F*, femme de ménage et nounou, habite dans un appartement vétuste d’une vingtaine de mètres carrés dans le centre de Genève qu’elle partage avec cinq autres clandestins philippins.
Pour ce logement avec une petite cuisine, une toilette-douche, une chambre exiguë avec trois lits superposés, le loyer officiel est de 1130 francs. Mais c'est 2000 francs que ces locataires devaient payer tous les mois. En tant que sans-papiers, "on n'a pas le choix, on prend ce qu'il y a", témoigne F* dimanche dans le 19h30.
Plus de 20'000 francs par mois de bénéfices
La RTS a appris que F* et une vingtaine d’autres victimes présumées ont porté plainte contre Mme K* depuis le début de l’enquête.

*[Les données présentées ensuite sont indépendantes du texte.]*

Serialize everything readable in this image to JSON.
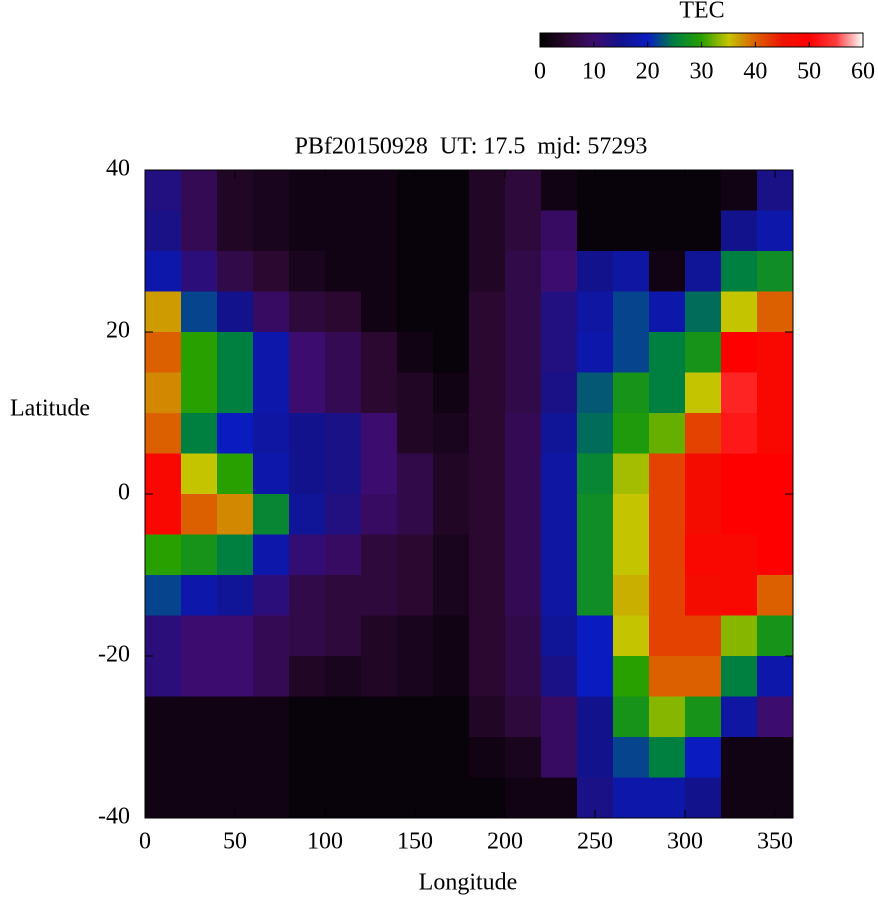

Cette enquête, dont les faits s’étalent entre 2018 et 2019, a été démarrée l’an dernier par la Brigade de lutte contre la traite (BPTI). À ce jour on parle d'une trentaine d'appartements et de chambres à des prix prohibitifs grâce auxquels Mme K* aurait amassé plus de 20'000 francs par mois.

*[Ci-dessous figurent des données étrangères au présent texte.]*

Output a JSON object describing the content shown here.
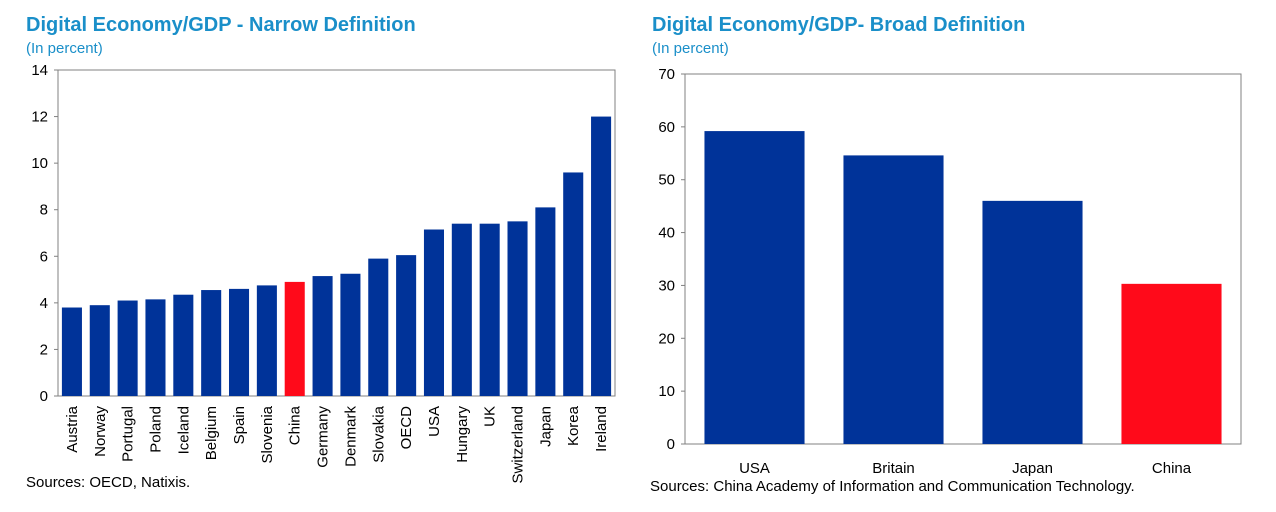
{
  "chart_data": [
    {
      "type": "bar",
      "title": "Digital Economy/GDP - Narrow Definition",
      "subtitle": "(In percent)",
      "source": "Sources: OECD, Natixis.",
      "categories": [
        "Austria",
        "Norway",
        "Portugal",
        "Poland",
        "Iceland",
        "Belgium",
        "Spain",
        "Slovenia",
        "China",
        "Germany",
        "Denmark",
        "Slovakia",
        "OECD",
        "USA",
        "Hungary",
        "UK",
        "Switzerland",
        "Japan",
        "Korea",
        "Ireland"
      ],
      "values": [
        3.8,
        3.9,
        4.1,
        4.15,
        4.35,
        4.55,
        4.6,
        4.75,
        4.9,
        5.15,
        5.25,
        5.9,
        6.05,
        7.15,
        7.4,
        7.4,
        7.5,
        8.1,
        9.6,
        12.0
      ],
      "highlight": "China",
      "ylim": [
        0,
        14
      ],
      "yticks": [
        0,
        2,
        4,
        6,
        8,
        10,
        12,
        14
      ],
      "xlabel": "",
      "ylabel": "",
      "colors": {
        "bar": "#003399",
        "highlight": "#ff0a1a"
      },
      "grid": false,
      "legend": "none"
    },
    {
      "type": "bar",
      "title": "Digital Economy/GDP- Broad Definition",
      "subtitle": "(In percent)",
      "source": "Sources: China  Academy of Information and Communication Technology.",
      "categories": [
        "USA",
        "Britain",
        "Japan",
        "China"
      ],
      "values": [
        59.2,
        54.6,
        46.0,
        30.3
      ],
      "highlight": "China",
      "ylim": [
        0,
        70
      ],
      "yticks": [
        0,
        10,
        20,
        30,
        40,
        50,
        60,
        70
      ],
      "xlabel": "",
      "ylabel": "",
      "colors": {
        "bar": "#003399",
        "highlight": "#ff0a1a"
      },
      "grid": false,
      "legend": "none"
    }
  ]
}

Incarcérée depuis le mois de mars
Prévenue d’usure, avec son mari dans un premier temps, Mme K*. assume aujourd’hui seule les faits qui lui sont reprochés. L’homme a en effet été libéré.
Mme K*, qui est incarcérée depuis le mois de mars , conteste les infractions que le ministère public lui reproche. Sa détention vient d’être prolongée de deux mois pour éviter tout risque de collusion.
Du côté des avocats de la prévenue, Me Yaël Hayat estime cette détention préventive "excessive", parce que sa cliente est entrée enceinte en prison et qu’elle y a accouché.
Stéphane Grodecki, le premier procureur en charge du dossier, n’a pour sa part pas souhaité faire de commentaires à ce stade.
Le nom d'une régie revient souvent
Les conseils légaux des parties civiles comme Me Maulini saluent quant à eux "le courage qu’il leur a fallu pour sortir de l’ombre et porter plainte, vu leur statut de clandestins".
Me Maulini s’interroge aussi sur le rôle de régies impliquées dans ce dossier: "Comment est-il possible de louer autant d’appartements à la même personne", mais aussi à la même régie? En effet, dans ce dossier complexe, c’est souvent le nom d’une même régie qui revient.
La RTS a contacté cette importante régie de la place genevoise à de nombreuses reprises. Après une semaine de démarches, son directeur s'est finalement exprimé quelques minutes au téléphone. Il s’est déclaré victime dans cette affaire et n’a pas donné suite aux questions écrites qui lui ont été soumises.
La régie était-elle au courant de ces dizaines de sous-locations abusives? La suite de l’enquête et des auditions devrait le déterminer. Selon les informations de la RTS, en tout cas une perquisition a eu lieu dans les locaux de celle-ci il y a deux semaines.
Attente et incertitude
De leur côté, F* et les autres parties civiles attendent avec la crainte d’être expulsés de leur logement et de se retrouver à la rue. "C’est bien que la justice s’en occupe, mais ça amène aussi des problèmes, des complications, du stress. Nous, on est juste ici pour gagner de l’argent, pas pour tous ces soucis, mais on espère que ce sera terminé le plus vite possible."
Les auditions toucheraient à leur terme et le procès pourrait démarrer au début de l’année prochaine. Si elle est reconnue coupable, la prévenue risque jusqu’à un maximum de 10 ans de réclusion.